In all these senses of the term, the quality called natural is very often confessedly a worse quality than the one contrasted with it; but whenever its being so is not too obvious to be questioned, the idea seems to be entertained that by describing it as natural something has been said amounting to a considerable presumption in its favour. For my part, I can perceive only one sense in which nature, or naturalness, in a human being, is really a term of praise; and then the praise is only negative - namely, when used to denote the absence of affectation. Affectation may be defined, the effort to appear what one is not, when the motive or the occasion is not such as either to excuse the attempt or to stamp it with the more odious name of hypocrisy. It must be added that the deception is often attempted to be practised on the deceiver himself as well as on others; he imitates the external signs of qualities which he would like to have, in hopes to persuade himself that he has them. Whether in the form of deception or of self-deception, or of something hovering between the two, affectation is very rightly accounted a reproach, and naturalness, understood as the reverse of affectation, a merit. But a more proper term by which to express this estimable quality would be sincerity: a term which has fallen from its original elevated meaning, and popularly denotes only a subordinate branch of the cardinal virtue it once designated as a whole.

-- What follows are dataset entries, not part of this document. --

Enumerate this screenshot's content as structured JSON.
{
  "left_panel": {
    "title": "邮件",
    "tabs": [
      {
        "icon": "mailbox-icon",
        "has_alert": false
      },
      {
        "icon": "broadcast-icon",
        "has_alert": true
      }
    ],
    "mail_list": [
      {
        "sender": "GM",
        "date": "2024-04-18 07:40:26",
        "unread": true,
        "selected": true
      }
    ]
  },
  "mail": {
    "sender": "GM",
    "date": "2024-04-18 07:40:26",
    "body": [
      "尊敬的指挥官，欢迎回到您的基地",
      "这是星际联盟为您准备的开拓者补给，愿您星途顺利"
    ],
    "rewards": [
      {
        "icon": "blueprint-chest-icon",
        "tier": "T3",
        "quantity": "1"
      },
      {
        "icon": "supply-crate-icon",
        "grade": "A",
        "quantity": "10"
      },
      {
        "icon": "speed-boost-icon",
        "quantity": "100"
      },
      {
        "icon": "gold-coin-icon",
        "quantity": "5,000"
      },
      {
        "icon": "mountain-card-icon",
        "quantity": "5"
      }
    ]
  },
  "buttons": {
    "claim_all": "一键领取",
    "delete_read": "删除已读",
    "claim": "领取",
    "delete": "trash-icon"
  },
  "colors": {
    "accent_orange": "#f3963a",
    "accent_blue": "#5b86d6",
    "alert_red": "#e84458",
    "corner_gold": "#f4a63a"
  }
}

Sometimes also, in cases where the term "affectation" would be inappropriate, since the conduct or demeanour spoken of is really praiseworthy, people say, in disparagement of the person concerned, that such conduct or demeanour is not natural to him; and make uncomplimentary comparisons between him and some other person, to whom it is natural: meaning that what in the one seemed excellent was the effect of temporary excitement, or of a great victory over himself, while in the other it is the result to be expected from the habitual character. This mode of speech is not open to censure, since nature is here simply a term for the person's ordinary disposition, and if he is praised it is not for being natural, but for being naturally good.